İSHALLİ HASTALIKLAR Göç süreci ile birlikte gelen olumsuz yaşam koşulları, su ve gıdalarla bulaşan hastalıkların riskini artırmaktadır. Göç esnasında ve göçmenlerin toplandıkları kamplarda temiz içme kullanma suyu ve güvenli gıda sağlanması aksayabileceği gibi, kalabalık göçmen kamplarında yeterli sayı ve nitelikte tuvaletlerin bulunmaması nedeniyle insan atıklarının güvenli olarak uzaklaştırılması engellenebilir. Sonuç olarak, sanitasyon koşullarındaki yetersizlik ve sabun gibi temizlik ürünlerinin kıtlığı gibi faktörlerin de etkisiyle ishalli hastalıkların sıklığı artarak göçmen kamplarında salgınlar yapabilmektedir. Bebekler, küçük çocuklar, hamile kadınlar ve yaşlılar ishalli hastalıklara daha yatkın durumdadırlar. İshalli hastalıklar mülteci kamplarındaki göçmenler arasında ölüme neden olan en önemli tehdittir. Afrika, Asya ve Latin Amerika’da mülteci/göçmenler ve iç çatışmalar sonucu ülke içinde yer değiştirenlerde, göç sürecinin başlamasından sonra kısa sürede gözlenen mortalite hızlarındaki artışın nedenleri arasında da ishalli hastalıklar önemli yer tutmaktadır.
TÜBERKÜLOZ Tarihsel olarak bakıldığında, göç ya da diğer nedenlere bağlı toplu yer değiştirmelerde ortaya çıkan bulaşıcı hastalık sorunu, göçle gelinen toplumdaki sağlık yöneticilerinin en önemli uğraş alanları içerisinde olmuştur. Tüberküloz enfeksiyonu ise bu hastalıklar arasında en kaygı verici olanıdır. Tüberküloz tipik olarak yoksulluğun getirdiği bir hastalıktır. Kötü beslenme, düşük eğitim düzeyi, kalabalık yaşam koşulları, konut koşullarının yetersizliği ve sağlık hizmetlerine ulaşmadaki güçlüklerin olduğu ortamlarda tüberküloz enfeksiyonu kolaylıkla gelişebilmektedir.
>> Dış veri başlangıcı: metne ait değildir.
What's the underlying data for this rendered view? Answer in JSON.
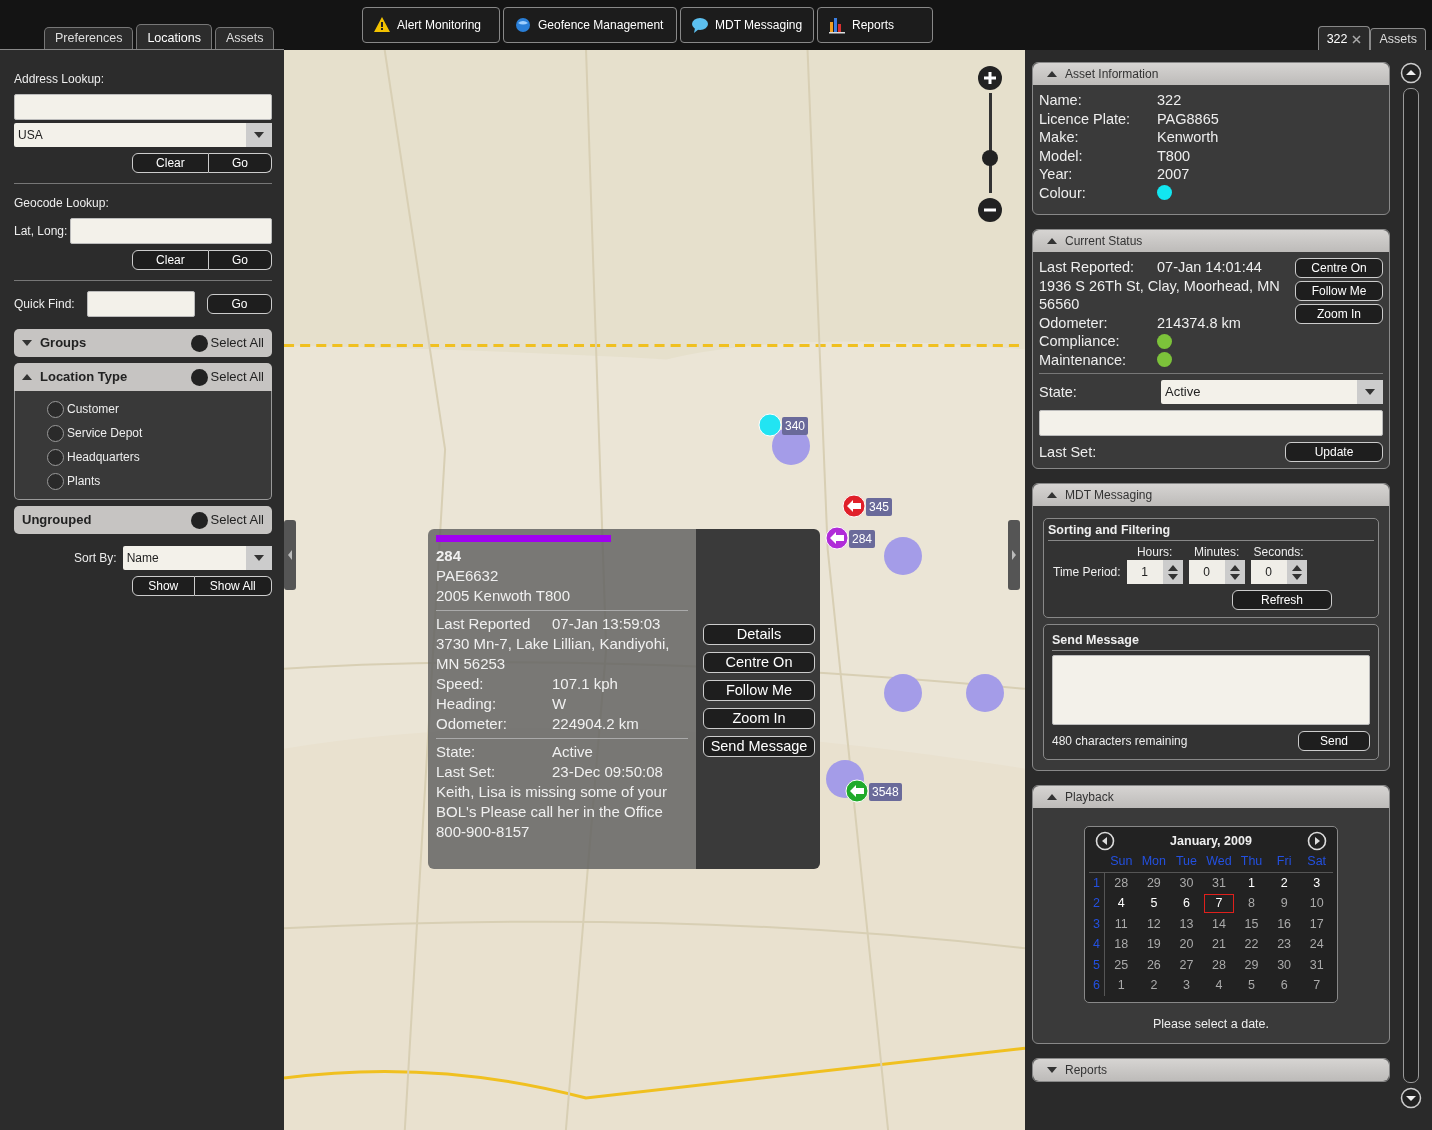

Göç etme sürecinde kalabalık göçmen guruplarında yer alan bireyler daha önceden tüberküloz enfeksiyonu olan kişilerle yakın temas halinde olabilir. Bu duruma geçici barınma mekânlarındaki kötü havalandırma koşulları, kalabalık yaşam ve kötü beslenme koşullarının da eşlik etmesiyle göç etme sürecinde tüberküloz gelişme riski artmaktadır. Tüm bu faktörlere ilave olarak HIV(+) göçmenlerin varlığı da tüberküloz gelişme riskini artırmaktadır.
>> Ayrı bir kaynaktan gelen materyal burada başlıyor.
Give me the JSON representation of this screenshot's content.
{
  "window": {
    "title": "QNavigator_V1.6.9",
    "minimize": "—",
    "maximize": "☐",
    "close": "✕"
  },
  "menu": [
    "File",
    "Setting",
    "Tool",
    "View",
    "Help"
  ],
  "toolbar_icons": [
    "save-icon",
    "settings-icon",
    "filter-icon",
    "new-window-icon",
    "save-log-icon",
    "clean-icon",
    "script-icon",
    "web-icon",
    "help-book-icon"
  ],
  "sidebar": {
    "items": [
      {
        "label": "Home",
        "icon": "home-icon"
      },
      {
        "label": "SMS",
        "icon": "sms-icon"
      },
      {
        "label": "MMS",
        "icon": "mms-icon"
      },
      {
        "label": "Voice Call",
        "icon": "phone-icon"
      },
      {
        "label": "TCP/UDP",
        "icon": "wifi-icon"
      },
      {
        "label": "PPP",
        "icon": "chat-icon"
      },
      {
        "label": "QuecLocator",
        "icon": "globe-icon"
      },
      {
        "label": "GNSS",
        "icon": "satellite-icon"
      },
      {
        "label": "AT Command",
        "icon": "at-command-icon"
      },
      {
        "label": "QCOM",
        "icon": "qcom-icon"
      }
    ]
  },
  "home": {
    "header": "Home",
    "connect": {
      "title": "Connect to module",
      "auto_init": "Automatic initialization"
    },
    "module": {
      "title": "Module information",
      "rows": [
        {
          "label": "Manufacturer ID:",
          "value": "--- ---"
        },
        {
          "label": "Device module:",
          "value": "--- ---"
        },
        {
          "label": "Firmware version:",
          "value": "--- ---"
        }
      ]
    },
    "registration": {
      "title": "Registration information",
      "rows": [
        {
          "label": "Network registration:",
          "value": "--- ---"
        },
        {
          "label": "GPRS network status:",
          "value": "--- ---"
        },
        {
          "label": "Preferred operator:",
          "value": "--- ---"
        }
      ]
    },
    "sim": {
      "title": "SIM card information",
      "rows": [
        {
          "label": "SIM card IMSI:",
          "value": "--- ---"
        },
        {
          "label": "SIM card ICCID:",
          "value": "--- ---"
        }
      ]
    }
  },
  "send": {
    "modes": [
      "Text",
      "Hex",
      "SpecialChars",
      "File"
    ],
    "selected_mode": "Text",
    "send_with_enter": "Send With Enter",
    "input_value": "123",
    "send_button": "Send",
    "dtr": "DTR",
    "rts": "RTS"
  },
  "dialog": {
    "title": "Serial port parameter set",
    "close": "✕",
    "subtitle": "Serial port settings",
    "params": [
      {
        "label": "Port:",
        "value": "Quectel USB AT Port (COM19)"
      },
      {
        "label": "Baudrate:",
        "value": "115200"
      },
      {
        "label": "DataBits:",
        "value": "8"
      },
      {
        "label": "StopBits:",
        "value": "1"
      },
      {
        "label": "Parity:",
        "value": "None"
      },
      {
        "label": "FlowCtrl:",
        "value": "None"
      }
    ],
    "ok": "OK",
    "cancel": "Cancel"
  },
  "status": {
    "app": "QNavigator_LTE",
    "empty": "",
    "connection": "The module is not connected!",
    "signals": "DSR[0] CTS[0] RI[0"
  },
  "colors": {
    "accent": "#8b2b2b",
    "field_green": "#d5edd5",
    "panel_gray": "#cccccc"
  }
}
AŞI İLE ÖNLENEBİLİR HASTALIKLAR (AİÖH) Göç etme sürecinde, rutin aşılama programlarını da içeren sağlık hizmetleri kesintiye uğramaktadır. Göçmenler bu aksama nedeniyle aşıyla önlenebilir hastalıklar (AİÖH) gibi bulaşıcı hastalık salgınlarına karşı açıktırlar. Göç etme sürecinde veya göçle gelinen bölgelerde yeni patojenlerle temas edebildikleri gibi endemik patojenleri bu bölgelere de getirebilirler. Göç durumunda en sık karşılan aşı ile önlenebilir hastalıklar; kızamık, poliomyelit, meningokoksik menenjit, sarı humma, hepatit A ve kolera gibi hastalıklardır. Göçlere bağlı nüfus hareketleri dünya genelindeki bu hastalıkların eradikasyon ve eliminasyonu ile ilgili yapılan çalışmaları da tehlikeye sokabilmektedir. Bu tür hastalıklardan korunmak amacıyla günümüzde etkili aşılar ve rehberler mevcut olmasına rağmen, göç süreci gibi insani acil durumlardaki artış trendi göçmenlere aşı sağlanması ve bağışıklama hizmetlerinde aksamalara yol açmaktadır.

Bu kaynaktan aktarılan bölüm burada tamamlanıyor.